A new affordable and eco-friendly community in Orange County, North Carolina, just got its first residents, and they're already in love with the house, CBS 17 reported.
As of December 2023, Martha and Ken Williams are the first to complete and move into their home in Array Sustainable Living, a 54-acre community with a focus on environmentally friendly construction.
"It's exciting and heartwarming to see how much they love it and how much they want to be here," Jodi Bakst, a developer and realtor involved in the project, told CBS.
The Williams' home and the other planned houses in the neighborhood were designed with features that lower energy usage, saving the residents money and reducing their impact on the Earth.

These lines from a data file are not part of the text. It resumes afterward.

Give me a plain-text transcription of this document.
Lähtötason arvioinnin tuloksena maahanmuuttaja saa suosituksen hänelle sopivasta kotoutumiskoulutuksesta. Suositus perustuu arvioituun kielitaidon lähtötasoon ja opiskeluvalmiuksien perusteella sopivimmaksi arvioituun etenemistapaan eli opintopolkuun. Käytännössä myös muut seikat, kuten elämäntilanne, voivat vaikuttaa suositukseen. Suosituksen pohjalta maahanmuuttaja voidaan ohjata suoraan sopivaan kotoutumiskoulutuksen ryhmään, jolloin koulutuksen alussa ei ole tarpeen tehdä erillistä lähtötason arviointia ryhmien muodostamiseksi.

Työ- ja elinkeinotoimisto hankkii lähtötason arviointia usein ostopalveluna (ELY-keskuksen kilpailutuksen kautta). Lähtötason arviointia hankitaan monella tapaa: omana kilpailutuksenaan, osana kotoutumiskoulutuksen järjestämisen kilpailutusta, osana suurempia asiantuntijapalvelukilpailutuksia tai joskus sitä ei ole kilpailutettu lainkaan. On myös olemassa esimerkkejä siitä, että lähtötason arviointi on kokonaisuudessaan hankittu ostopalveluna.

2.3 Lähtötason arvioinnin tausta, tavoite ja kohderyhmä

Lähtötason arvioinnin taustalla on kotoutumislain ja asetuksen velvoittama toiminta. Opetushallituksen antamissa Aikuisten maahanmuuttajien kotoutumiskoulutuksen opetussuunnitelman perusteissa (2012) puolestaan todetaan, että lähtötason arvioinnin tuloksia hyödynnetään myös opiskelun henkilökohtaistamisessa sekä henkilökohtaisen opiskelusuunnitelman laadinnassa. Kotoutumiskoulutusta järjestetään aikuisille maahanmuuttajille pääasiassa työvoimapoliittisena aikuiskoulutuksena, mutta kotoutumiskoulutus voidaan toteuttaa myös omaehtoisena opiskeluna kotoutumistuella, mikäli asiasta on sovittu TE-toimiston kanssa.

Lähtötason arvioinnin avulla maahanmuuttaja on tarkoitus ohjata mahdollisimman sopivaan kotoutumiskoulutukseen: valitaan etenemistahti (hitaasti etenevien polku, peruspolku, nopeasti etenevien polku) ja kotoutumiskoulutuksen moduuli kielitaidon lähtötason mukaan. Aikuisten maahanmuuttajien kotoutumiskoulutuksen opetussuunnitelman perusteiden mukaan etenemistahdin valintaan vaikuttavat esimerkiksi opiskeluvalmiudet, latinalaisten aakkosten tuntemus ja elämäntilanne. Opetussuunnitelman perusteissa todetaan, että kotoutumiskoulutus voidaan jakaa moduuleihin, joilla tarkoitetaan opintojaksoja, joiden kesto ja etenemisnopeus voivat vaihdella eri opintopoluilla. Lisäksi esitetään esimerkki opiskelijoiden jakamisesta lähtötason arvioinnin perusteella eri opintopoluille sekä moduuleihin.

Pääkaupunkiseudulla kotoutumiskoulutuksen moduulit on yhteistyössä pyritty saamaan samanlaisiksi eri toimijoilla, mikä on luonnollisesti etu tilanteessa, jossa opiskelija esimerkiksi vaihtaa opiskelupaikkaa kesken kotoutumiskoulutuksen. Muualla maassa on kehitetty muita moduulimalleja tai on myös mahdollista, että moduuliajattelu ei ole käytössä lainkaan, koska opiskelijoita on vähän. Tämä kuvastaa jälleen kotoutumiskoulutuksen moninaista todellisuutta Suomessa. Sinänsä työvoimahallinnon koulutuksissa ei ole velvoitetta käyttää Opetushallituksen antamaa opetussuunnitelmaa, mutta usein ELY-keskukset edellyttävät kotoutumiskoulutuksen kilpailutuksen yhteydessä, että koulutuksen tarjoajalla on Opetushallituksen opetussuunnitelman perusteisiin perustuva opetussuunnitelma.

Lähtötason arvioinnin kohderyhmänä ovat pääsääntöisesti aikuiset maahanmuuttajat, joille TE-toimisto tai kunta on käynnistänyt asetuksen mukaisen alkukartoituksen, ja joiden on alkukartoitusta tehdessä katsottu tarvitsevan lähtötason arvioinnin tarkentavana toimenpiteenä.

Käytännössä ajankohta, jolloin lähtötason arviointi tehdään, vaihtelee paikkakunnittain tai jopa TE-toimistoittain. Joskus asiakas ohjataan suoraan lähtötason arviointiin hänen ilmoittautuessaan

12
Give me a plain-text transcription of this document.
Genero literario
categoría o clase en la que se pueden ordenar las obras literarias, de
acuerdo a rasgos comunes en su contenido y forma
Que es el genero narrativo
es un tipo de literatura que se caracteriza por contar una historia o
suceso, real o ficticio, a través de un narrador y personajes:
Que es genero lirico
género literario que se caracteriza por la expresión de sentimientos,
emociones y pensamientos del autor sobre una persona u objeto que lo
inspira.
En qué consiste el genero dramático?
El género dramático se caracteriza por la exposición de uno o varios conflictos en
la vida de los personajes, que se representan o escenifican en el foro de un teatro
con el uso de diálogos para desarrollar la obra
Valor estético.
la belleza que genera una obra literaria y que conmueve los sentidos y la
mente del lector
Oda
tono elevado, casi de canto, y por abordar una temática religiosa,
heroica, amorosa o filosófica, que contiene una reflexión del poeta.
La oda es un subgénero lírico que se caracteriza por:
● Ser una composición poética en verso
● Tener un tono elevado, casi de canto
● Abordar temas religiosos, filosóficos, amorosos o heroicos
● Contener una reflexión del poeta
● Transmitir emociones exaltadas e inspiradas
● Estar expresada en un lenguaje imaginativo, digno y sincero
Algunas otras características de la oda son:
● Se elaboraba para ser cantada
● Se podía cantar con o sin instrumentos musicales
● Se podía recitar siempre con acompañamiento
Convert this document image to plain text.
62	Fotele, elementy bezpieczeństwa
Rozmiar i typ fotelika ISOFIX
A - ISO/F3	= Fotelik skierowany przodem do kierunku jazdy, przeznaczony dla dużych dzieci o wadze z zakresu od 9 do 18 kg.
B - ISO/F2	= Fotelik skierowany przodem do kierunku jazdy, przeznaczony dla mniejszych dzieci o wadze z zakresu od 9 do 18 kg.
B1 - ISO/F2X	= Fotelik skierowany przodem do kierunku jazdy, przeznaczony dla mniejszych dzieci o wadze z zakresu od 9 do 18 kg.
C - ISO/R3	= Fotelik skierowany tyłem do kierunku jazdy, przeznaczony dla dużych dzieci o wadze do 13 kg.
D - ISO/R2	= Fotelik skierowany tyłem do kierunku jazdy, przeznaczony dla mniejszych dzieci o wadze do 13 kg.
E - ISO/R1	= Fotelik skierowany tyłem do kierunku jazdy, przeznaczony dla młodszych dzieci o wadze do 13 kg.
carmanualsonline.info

For example, the houses feature thicker walls, built using 2x6 lumber instead of the traditional 2x4. That means there's more room for heavy-duty installation, which means the house stays at a comfortable temperature with less work from an air conditioner or furnace — just like this incredible passive house in Texas.
The design also incorporates more efficient appliances and fixtures, including a heat pump water heater, Energy Star-rated appliances, and LED light bulbs, CBS explained. All of these were chosen because they use less energy than traditional alternatives.
Perhaps best of all, the house comes already equipped with enough solar power to meet all its own energy needs, achieving net zero energy usage, according to CBS.
The benefit of all this efficiency is that it saves the owners money while protecting the environment. Using more energy from the grid means causing more pollution since much of the electricity generated in the U.S. comes from coal and other dirty energy sources. Gas appliances are even worse since they generate heat-trapping air pollution directly.
By lowering the home's energy usage as much as possible and powering it all with non-polluting solar panels, an efficient home like this one eliminates the owner's power bill and keeps tons of pollution out of the air. Those savings over the lifetime of the home more than outweigh the 6% increase in building costs — 4% to install solar and 2% for everything else.
As the Williams' future neighbor Harini Rajagopalan told CBS, "We are very concerned about what climate warming is doing to the planet, and so we don't want to be part of that contribution."